TechScreen

Technology Can’t Replace Engaging With Manager

Technology can’t replace engaging with manager

Artificial Intelligence is easily the hottest term in HR Tech. All the categories — Sourcing, ATS, HCM, assessments, video interviewing — are feverishly looking for ways to inject AI and machine learning into all of their products. There is a great benefit to automating a lot of the tedious, time-consuming tasks on the plate of recruiters.

Sourcing and matching candidates to positions can consume vast amounts of time, so using AI to do the heavy lifting makes a lot of sense. However, people don’t get hired until a manager makes a decision. It starts with convincing an aloof candidate to talk to a recruiter, but it ends with a manager pulling the trigger.

No amount of advanced technology can convince a candidate to return your call or have a manager agree with your recommendation on a candidate.

When we first released TechScreen in 2015, our users all had the same reaction: “You need to talk to the person who manages the recruiters.” We were excited to have someone using our product, so we didn’t do micro-analysis of their reaction; we thought it was natural. However, we found that utilization varied from client to client and recruiter from recruiter. The utilization was based on each individual recruiter’s perception of how vital it was to “screen” an IT candidate technically.

Some recruiters, especially senior ones, would say, “I am very comfortable talking to software engineers, so I don’t need this tool.” Others would decide that they didn’t want to add another step to their process. In either case, the recruiter was completely missing the boat.

Our tool is all about elevating the level of engagement with the hiring manager.

It makes no difference if you work for an IT staffing firm, an RPO or a TA department who hires a lot of IT candidates. TechScreen gives you tool that helps you more effectively engage with managers, who typically rely exclusively on their gut to determine who gets a phone screen or an invitation on site. TechScreen gives recruiters a tool that lets them change the conversation with hiring manager, who gets to pick the questions or add their own.

The Q&A site Quora posed a question a few years ago: “Why is it hard to connect with software engineers when you are a recruiter”, and there were tons of replies but one stood out:

“By understanding technology better, recruiters would add more value both to the companies they are recruiting for and the people they are recruiting.”

This observation was made by Jon Bischke, the CEO and Founder of Entelo, an industry leading sourcing tool. This is someone who intimately understands the audience and space. Bischke’s sentiment is exactly why TechScreen exists.

In my own consulting career, I have seen the impact of having a hiring manager trust my recommendations. I have seen this at The MathWorks, Pegasystems and Akamai Technologies. It wasn’t based the particular questions I would ask; the managers trusted the recommendation because of a track record of results.

The best example of this happened with an Engineering Director at Akamai. I had a Bay Area software engineer who needed to relocate to Boston for family reasons. His performance in my technical screen was exemplary and I shared the feedback with the Director. I told him that he should feel free to do his own screen before springing for airfare and a hotel, but he seemed fine and moved ahead with an interview without screening him personally.

Four years later, that software engineer is still there.

I began my career in the newspaper industry and they have a saying when a reporter puts the key detail deep into the story.
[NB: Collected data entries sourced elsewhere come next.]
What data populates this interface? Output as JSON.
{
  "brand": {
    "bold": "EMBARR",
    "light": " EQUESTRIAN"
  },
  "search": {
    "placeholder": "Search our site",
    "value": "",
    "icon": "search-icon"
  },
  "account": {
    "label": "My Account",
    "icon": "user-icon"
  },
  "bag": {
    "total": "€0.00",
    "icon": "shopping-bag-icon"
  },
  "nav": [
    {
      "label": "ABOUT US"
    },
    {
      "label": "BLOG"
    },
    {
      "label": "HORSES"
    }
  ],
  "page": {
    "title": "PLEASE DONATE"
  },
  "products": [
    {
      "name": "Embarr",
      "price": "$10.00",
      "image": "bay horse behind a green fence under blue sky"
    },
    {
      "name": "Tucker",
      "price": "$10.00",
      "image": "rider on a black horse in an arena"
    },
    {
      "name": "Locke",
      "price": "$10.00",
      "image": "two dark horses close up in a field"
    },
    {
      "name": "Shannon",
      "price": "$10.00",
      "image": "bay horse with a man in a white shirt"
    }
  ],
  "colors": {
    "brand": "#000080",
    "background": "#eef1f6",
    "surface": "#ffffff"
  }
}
It is called “Burying the lead.”

We buried the lead, too. TechScreen is all about enabling a higher level of engagement with managers, giving them more reason to trust your recommendations. A manager is far more likely to speak to a candidate who did well on an interview they helped shape. Imagine if every req you worked involved a session where you and the manager reviewed and picked precise questions that tapped the deliverables of their req. How much more invested would that manager be? How much more likely will they be to give a candidate with an average resume a shot because they crushed an interview they helped define?

Recruiters can become a true consultant and talent advisor by re-defining how they interact with the managers they support.

Recruiters have a thankless job. Their pipelines often get thinned by managers who capriciously reject candidates who didn’t graduate from the right school or have the right collection of buzzwords. We want to help them place more candidates because they create a track record of trust based on reliable recommendations to the manager.

No amount of AI will convince a manager to interview your candidate, but now recruiters are armed with a tool that lets them make trusted recommendations to managers who were already a part of the conversation.